Al día siguiente María Touchet recibió la visita del rey Carlos IX, que, como de costumbre, llegó solo y de incógnito.

Lo puso al corriente de lo sucedido en la víspera y añadió:

—Mi querido Carlos, si sentís amor por mí, os ruego que recompenséis a un anciano sargento llamado Brisard y al valiente hidalgo señor de la Rochette.

—Así lo haré, querida María —dijo el rey—. Tened la seguridad de que estos dos hombres serán objeto del agradecimiento del rey Carlos.

Esta visita tuvo diversos resultados.

El primero fue que el rey dio orden de buscar activamente a Brisard, antiguo sargento, y a un hidalgo llamado De la Rochette, y que los llevaran a su presencia en cuanto fueran hallados.

El segundo fue que la misma noche se publicó un edicto que prohibía pedir limosna para la Iglesia al pie de las diversas imágenes de santos que existían en París.

Y el tercero fue que el herborista de la calle de San Antonio recibió orden de cambiar inmediatamente su enseña, so pena de cerrar la tienda.

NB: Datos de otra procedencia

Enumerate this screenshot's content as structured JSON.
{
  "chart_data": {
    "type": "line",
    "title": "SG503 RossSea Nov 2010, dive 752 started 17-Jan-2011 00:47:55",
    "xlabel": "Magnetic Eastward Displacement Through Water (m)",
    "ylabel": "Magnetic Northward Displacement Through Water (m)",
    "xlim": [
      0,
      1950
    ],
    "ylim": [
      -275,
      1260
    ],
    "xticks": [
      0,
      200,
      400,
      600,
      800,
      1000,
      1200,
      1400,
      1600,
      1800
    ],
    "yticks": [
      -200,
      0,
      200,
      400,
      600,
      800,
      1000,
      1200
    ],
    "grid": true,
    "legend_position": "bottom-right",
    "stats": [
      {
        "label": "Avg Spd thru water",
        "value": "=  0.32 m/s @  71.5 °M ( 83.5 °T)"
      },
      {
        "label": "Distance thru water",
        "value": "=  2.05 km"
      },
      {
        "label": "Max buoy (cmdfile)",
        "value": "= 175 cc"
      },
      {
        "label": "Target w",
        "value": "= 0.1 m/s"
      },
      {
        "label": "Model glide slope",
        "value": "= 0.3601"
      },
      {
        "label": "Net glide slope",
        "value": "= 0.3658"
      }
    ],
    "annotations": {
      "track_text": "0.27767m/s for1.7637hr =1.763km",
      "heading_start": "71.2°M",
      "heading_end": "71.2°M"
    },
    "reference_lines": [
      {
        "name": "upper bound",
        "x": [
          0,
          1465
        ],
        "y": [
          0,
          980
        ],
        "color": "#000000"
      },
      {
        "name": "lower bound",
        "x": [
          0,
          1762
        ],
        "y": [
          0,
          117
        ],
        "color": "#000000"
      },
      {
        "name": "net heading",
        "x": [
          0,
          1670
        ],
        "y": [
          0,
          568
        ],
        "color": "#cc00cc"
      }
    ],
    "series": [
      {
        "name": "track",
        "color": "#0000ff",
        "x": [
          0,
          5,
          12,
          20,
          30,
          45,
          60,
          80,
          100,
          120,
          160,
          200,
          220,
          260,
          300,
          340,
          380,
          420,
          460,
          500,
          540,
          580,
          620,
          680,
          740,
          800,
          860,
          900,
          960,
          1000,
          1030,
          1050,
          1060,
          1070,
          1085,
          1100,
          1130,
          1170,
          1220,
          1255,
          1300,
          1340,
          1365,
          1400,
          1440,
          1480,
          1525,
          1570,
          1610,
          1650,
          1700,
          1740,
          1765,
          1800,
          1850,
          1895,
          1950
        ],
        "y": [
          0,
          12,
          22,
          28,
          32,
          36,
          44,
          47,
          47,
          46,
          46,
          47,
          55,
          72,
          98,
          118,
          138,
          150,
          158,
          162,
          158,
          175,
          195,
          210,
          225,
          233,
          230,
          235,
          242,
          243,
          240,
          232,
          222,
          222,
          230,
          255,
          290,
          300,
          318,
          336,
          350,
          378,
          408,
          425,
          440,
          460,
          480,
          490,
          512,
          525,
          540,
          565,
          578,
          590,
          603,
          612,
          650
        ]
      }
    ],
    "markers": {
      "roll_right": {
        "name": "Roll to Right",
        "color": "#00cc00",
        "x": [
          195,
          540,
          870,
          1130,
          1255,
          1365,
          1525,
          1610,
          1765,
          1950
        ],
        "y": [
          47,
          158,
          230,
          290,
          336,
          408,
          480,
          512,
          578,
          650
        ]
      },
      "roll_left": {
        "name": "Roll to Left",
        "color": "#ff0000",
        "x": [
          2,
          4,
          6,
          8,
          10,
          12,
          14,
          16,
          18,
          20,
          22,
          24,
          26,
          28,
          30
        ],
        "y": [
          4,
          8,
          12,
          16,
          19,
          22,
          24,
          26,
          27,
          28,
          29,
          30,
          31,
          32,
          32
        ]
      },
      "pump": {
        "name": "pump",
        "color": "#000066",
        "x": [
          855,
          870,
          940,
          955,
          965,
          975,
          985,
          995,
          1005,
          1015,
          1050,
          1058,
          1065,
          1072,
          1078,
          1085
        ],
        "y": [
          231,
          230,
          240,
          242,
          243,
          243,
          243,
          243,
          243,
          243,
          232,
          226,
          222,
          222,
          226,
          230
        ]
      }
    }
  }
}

El efecto de la primera orden fue nulo, porque a pesar de activas pesquisas, no se pudo dar ni con Brisard ni con Rochette. El rey sintió gran contrariedad y su gran preboste cayó en desgracia.

La tercera orden recibió satisfacción inmediata y no tuvo ninguna repercusión: el oficial que la comunicó al herborista, esperó a que fuera ejecutada ante él. El tendero llamó a un pintor y se borraron las palabras: «Al gran Hipócrates».

—¿Qué título he de poner? —preguntó el pintor.

El herborista sonrió irónicamente y dijo:

—Ya que debo cambiar mi enseña, pintad «Al gran San Antón».

El oficial aprobó esta piadosa elección y aseguró que Su Majestad estaría muy satisfecho.

Así la orden del rey fue cumplida, pero sin serlo en realidad, y en adelante la enseña estuvo de acuerdo con la imagen y el cerdo de madera. Este cambio pasó inadvertido en el barrio, así como las pesquisas acerca de Brisard y su compañero pasaron inadvertidas en París.

Pero la segunda orden del rey, es decir, el edicto relativo a las ofrendas solicitadas con las armas en la mano, provocó en París rumores terribles. En todas las iglesias, los predicadores condenaron el edicto y uno de los pregoneros fue apedreado y otro echado al Sena. Hubo motín y sedición.

De esta manera el joven Pardaillán, al desobedecer de nuevo a su padre, hizo historia sin saberlo.